Question

A nucleus at rest splits into two nuclear parts having radii in the ratio 1:2. Their velocities are in the ratio:
$\ A. \quad 8:1$
$\ B. \quad 6:1$
$\ C. \quad 4:1$
$\ D. \quad 2:1$

Answer 1

Hint: Since it is clearly mentioned in the question that the nucleus was initially at rest, hence net force acting on the nucleus must be zero. Now, from the law of conservation of linear momentum, if net external force acting on a body is zero then the momentum of the body will remain unchanged. Hence net momentum of the system before and after the event must be zero.

Formula used: Since $\sum { { F }_{ ext } }$=0
So, ${ P }_{ i }={ P }_{ f }$
But $P_{i}$ = 0 i.e. initial momentum of the body [ Initially body was at rest ]
$P_{f}$= ${ m }_{ 1 }\overrightarrow { { v }_{ 1 } }+ { m }_{ 2 }\overrightarrow { { v }_{ 2 } }$
Or ${ m }_{ 1 }\overrightarrow { { v }_{ 1 } }+ { m }_{ 2 }\overrightarrow { { v }_{ 2 } } =0$

Complete step by step solution:
Given, ratio of their radii = $\ 1:2$
i.e. $\dfrac { { r }_{ 1 } }{ { r }_{ 2 } } = 1:2$
but$\rho= \dfrac mV$
so,$m= \rho \times V$=$\ \rho \times \dfrac {4} {3}\pi r^3$
Now, taking the ratio of both the masses [ so that density term gets cancel ]
$\dfrac { { m }_{ 1 } }{ { m }_{ 2 } }$=$\ \dfrac {\rho V_{1}} {\rho{V_{2}}}$=$\ \dfrac {V_{1}} {{V_{2}}}$=$\dfrac { \dfrac { 4\pi { { r }_{ 1 } }^{ 3 } }{ 3 } }{ \dfrac { 4\pi { { r }_{ 2 } }^{ 3 } }{ 3 } }$=$\dfrac { { r^3 }_{ 1 } }{ { r^3 }_{ 2 } }$=$\left( \dfrac { { r }_{ 1 } }{ { r }_{ 2 } } \right) ^{ 3 }$=$\left( \dfrac { { 1 } }{ 2 } \right) ^{ 3 }$=$\ \dfrac 1 8$

Now as we require the ratio of velocities $\dfrac { { v }_{ 1 } }{ { v }_{ 2 } }$
Hence, from$\ { m }_{ 1 }\overrightarrow { { v }_{ 1 } }+ { m }_{ 2 }\overrightarrow { { v }_{ 2 } } =0$
${ m }_{ 1 }\overrightarrow { { v }_{ 1 } }= - { m }_{ 2 }\overrightarrow { { v }_{ 2 } }$
$\ \dfrac {|v_{1}|} {|{v_{2}}|}$=$\dfrac { { m }_{ 2 } }{ { m }_{ 1 } }$ [Neglecting negative sign as we are asked about magnitudes only]

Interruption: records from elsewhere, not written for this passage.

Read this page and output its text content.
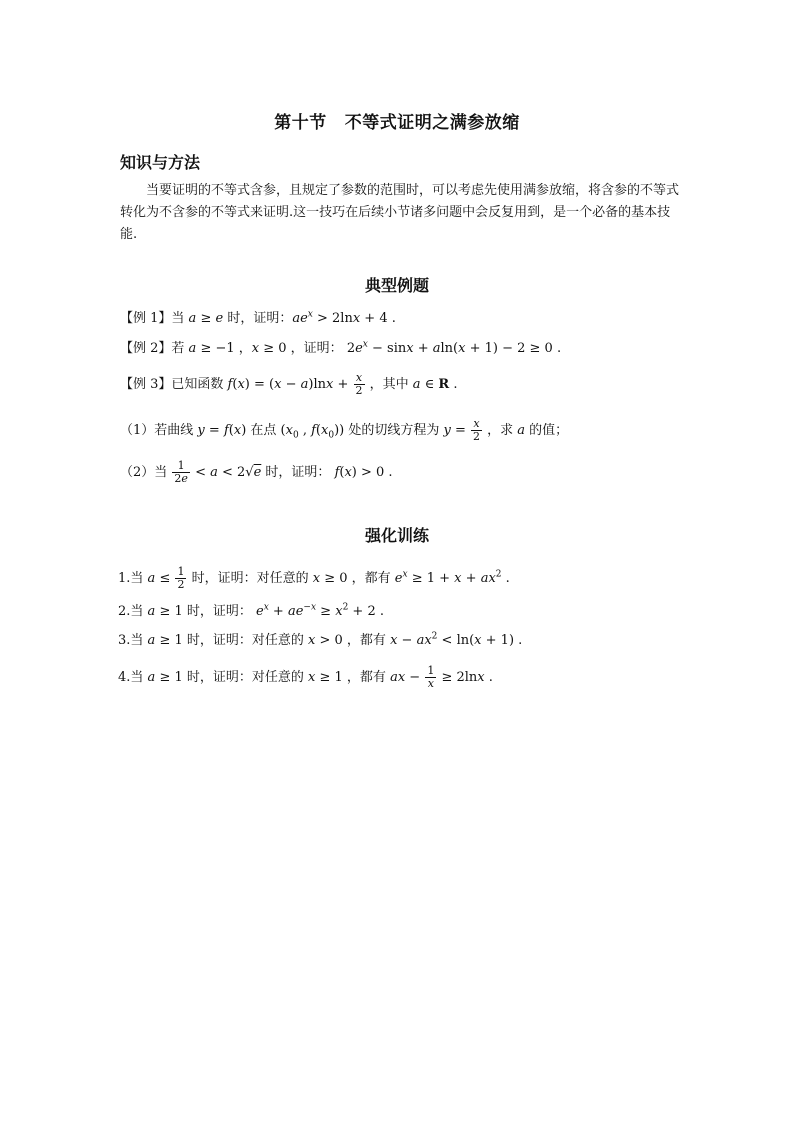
第十节 不等式证明之满参放缩
知识与方法
当要证明的不等式含参，且规定了参数的范围时，可以考虑先使用满参放缩，将含参的不等式转化为不含参的不等式来证明.这一技巧在后续小节诸多问题中会反复用到，是一个必备的基本技能.
典型例题
【例 1】当 a ≥ e 时，证明：$ae^x > 2\ln x + 4$ .
【例 2】若 a ≥ −1 ，x ≥ 0 ，证明： $2e^x - \sin x + aln(x + 1) - 2 \ge 0$ .
【例 3】已知函数 $f(x) = (x - a)\ln x + \frac{x}{2}$ ，其中 a ∈ R .
（1）若曲线 y = f(x) 在点 ($x_0$ , $f(x_0)$) 处的切线方程为 $y = \frac{x}{2}$ ，求 a 的值；
（2）当 $\frac{1}{2e} < a < 2√e$ 时，证明： f(x) > 0 .
强化训练
1.当 $a \le \frac{1}{2}$ 时，证明：对任意的 x ≥ 0 ，都有 $e^x \ge 1 + x + ax^2$ .
2.当 a ≥ 1 时，证明： $e^x + ae^{-x} \ge x^2 + 2$ .
3.当 a ≥ 1 时，证明：对任意的 x > 0 ，都有 $x - ax^2 < \ln(x + 1)$ .
4.当 a ≥ 1 时，证明：对任意的 x ≥ 1 ，都有 ax − $\frac{1}{x} \ge 2\ln x$ .
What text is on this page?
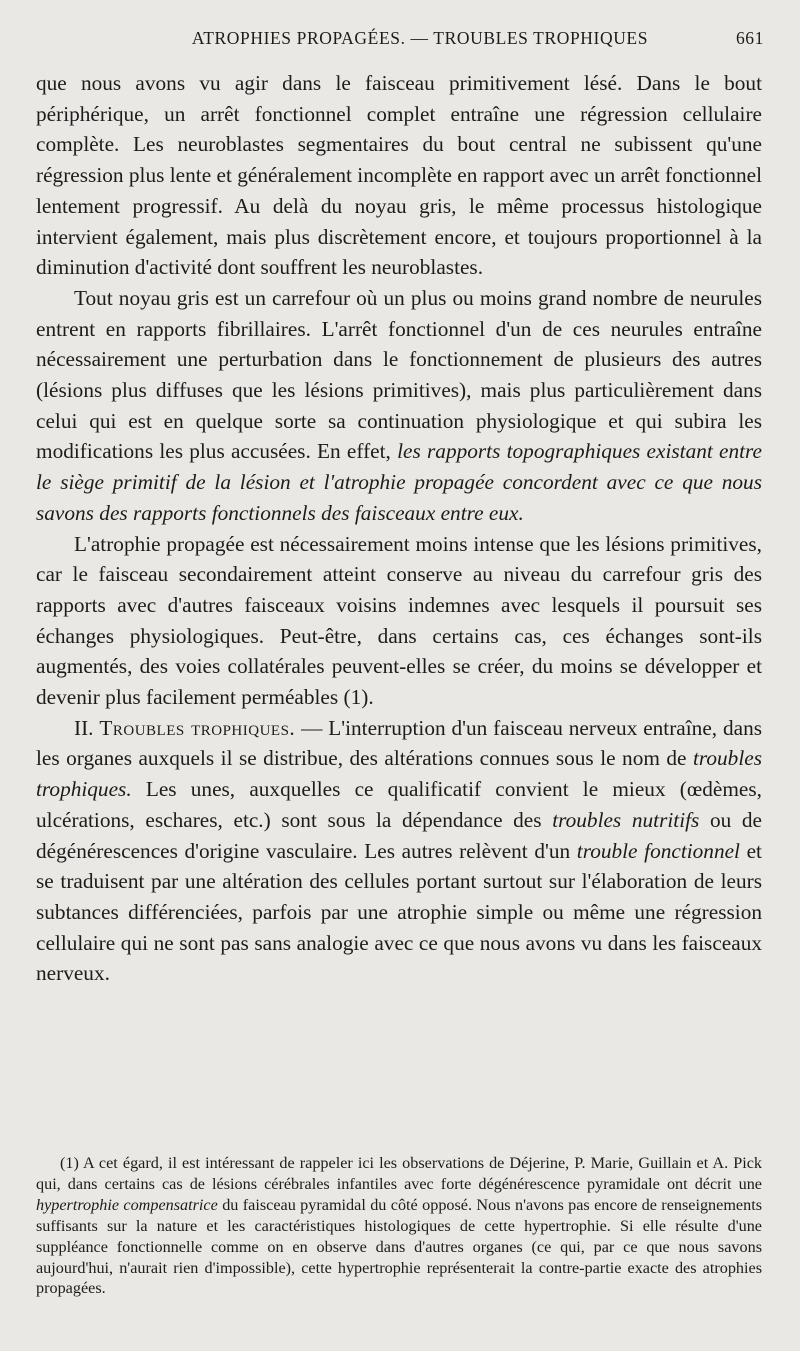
ATROPHIES PROPAGÉES. — TROUBLES TROPHIQUES	661

que nous avons vu agir dans le faisceau primitivement lésé. Dans le bout périphérique, un arrêt fonctionnel complet entraîne une régression cellulaire complète. Les neuroblastes segmentaires du bout central ne subissent qu'une régression plus lente et généralement incomplète en rapport avec un arrêt fonctionnel lentement progressif. Au delà du noyau gris, le même processus histologique intervient également, mais plus discrètement encore, et toujours proportionnel à la diminution d'activité dont souffrent les neuroblastes.

Tout noyau gris est un carrefour où un plus ou moins grand nombre de neurules entrent en rapports fibrillaires. L'arrêt fonctionnel d'un de ces neurules entraîne nécessairement une perturbation dans le fonctionnement de plusieurs des autres (lésions plus diffuses que les lésions primitives), mais plus particulièrement dans celui qui est en quelque sorte sa continuation physiologique et qui subira les modifications les plus accusées. En effet, les rapports topographiques existant entre le siège primitif de la lésion et l'atrophie propagée concordent avec ce que nous savons des rapports fonctionnels des faisceaux entre eux.

L'atrophie propagée est nécessairement moins intense que les lésions primitives, car le faisceau secondairement atteint conserve au niveau du carrefour gris des rapports avec d'autres faisceaux voisins indemnes avec lesquels il poursuit ses échanges physiologiques. Peut-être, dans certains cas, ces échanges sont-ils augmentés, des voies collatérales peuvent-elles se créer, du moins se développer et devenir plus facilement perméables (1).

II. Troubles trophiques. — L'interruption d'un faisceau nerveux entraîne, dans les organes auxquels il se distribue, des altérations connues sous le nom de troubles trophiques. Les unes, auxquelles ce qualificatif convient le mieux (œdèmes, ulcérations, eschares, etc.) sont sous la dépendance des troubles nutritifs ou de dégénérescences d'origine vasculaire. Les autres relèvent d'un trouble fonctionnel et se traduisent par une altération des cellules portant surtout sur l'élaboration de leurs subtances différenciées, parfois par une atrophie simple ou même une régression cellulaire qui ne sont pas sans analogie avec ce que nous avons vu dans les faisceaux nerveux.

(1) A cet égard, il est intéressant de rappeler ici les observations de Déjerine, P. Marie, Guillain et A. Pick qui, dans certains cas de lésions cérébrales infantiles avec forte dégénérescence pyramidale ont décrit une hypertrophie compensatrice du faisceau pyramidal du côté opposé. Nous n'avons pas encore de renseignements suffisants sur la nature et les caractéristiques histologiques de cette hypertrophie. Si elle résulte d'une suppléance fonctionnelle comme on en observe dans d'autres organes (ce qui, par ce que nous savons aujourd'hui, n'aurait rien d'impossible), cette hypertrophie représenterait la contre-partie exacte des atrophies propagées.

As calculated $\dfrac { { m }_{ 1 } }{ { m }_{ 2 } }$=$\ \dfrac 18$
so,$\dfrac { { m }_{ 1 } }{ { m }_{ 2 } }$=$\ \dfrac 81$
hence, $\ \dfrac {v_1}{v_2}$=$\ \dfrac 81$

So, A. is the correct option.

Note: Students should always remember that momentum is only conserved if net external force acting on the centre of mass of the body is zero.
Students might make a mistake for the fact that being in motion need not always mean that net force is acting on the body. If the body is moving with uniform velocity, then also the net force is zero and momentum is conserved.
In some questions, it might be given that mass or nucleus is split into two equal parts. In that case, we will not take the ratio of radii, but we will take the ratio of masses of the fragments.